On Mar 3, 9:57 pm, "dave" nospam wrote:
I get a lot of dust in my house. I noticed the front panel on my furnace is
not even close to air tight. I can see through gaps and holes directly into
where the blower is (which is directly over the air filter). So the blower
is sucking in some air from the return line and through the air filter, but
a lot is coming through the gaps in the panel. Should I somehow seal this
panel better and force all air to come from my air return vent which is
located in the center hallway of the house? I don't understand this design
of a furnace which takes no care in keeping dirty air from the garage out.

Thanks,
DaveL


If you have gas or oil, you are "sucking" air into the furnace
room to support combustion and carry the fumes up the chimney.
When running, a combustion furnace attempts to pull a vacuum on the
whole house.

The fact that your furnace panel doesn't seal well doesn't affect that
whole house vacuum.
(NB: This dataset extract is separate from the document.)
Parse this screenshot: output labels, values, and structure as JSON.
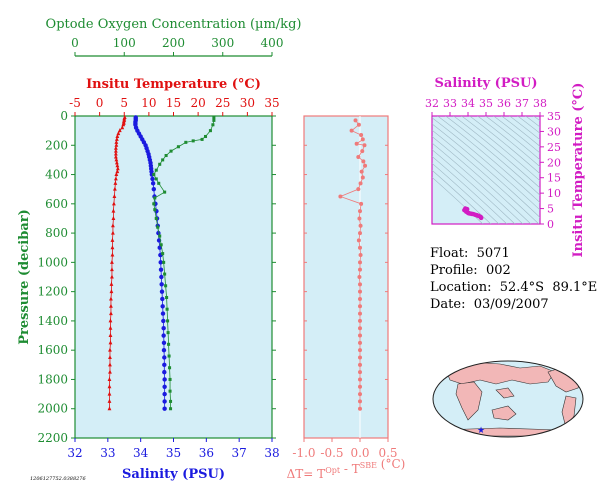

It merely allows the furnace to draw air from the
furnace room and distribute it through the registers.

Building codes demand that garages be constructed to prevent garage
air from entering the house (when any connecting door is closed of
course). If you somehow know that "dirty garage air" is entering
your house, then you have a problem with the doors and walls, not
the furnace.

In any case, around here, outside air is "dirtier" than garage air.

You can seal the gaps in the panel if you wish. That will improve
the ability of your system to heat the upstairs rooms.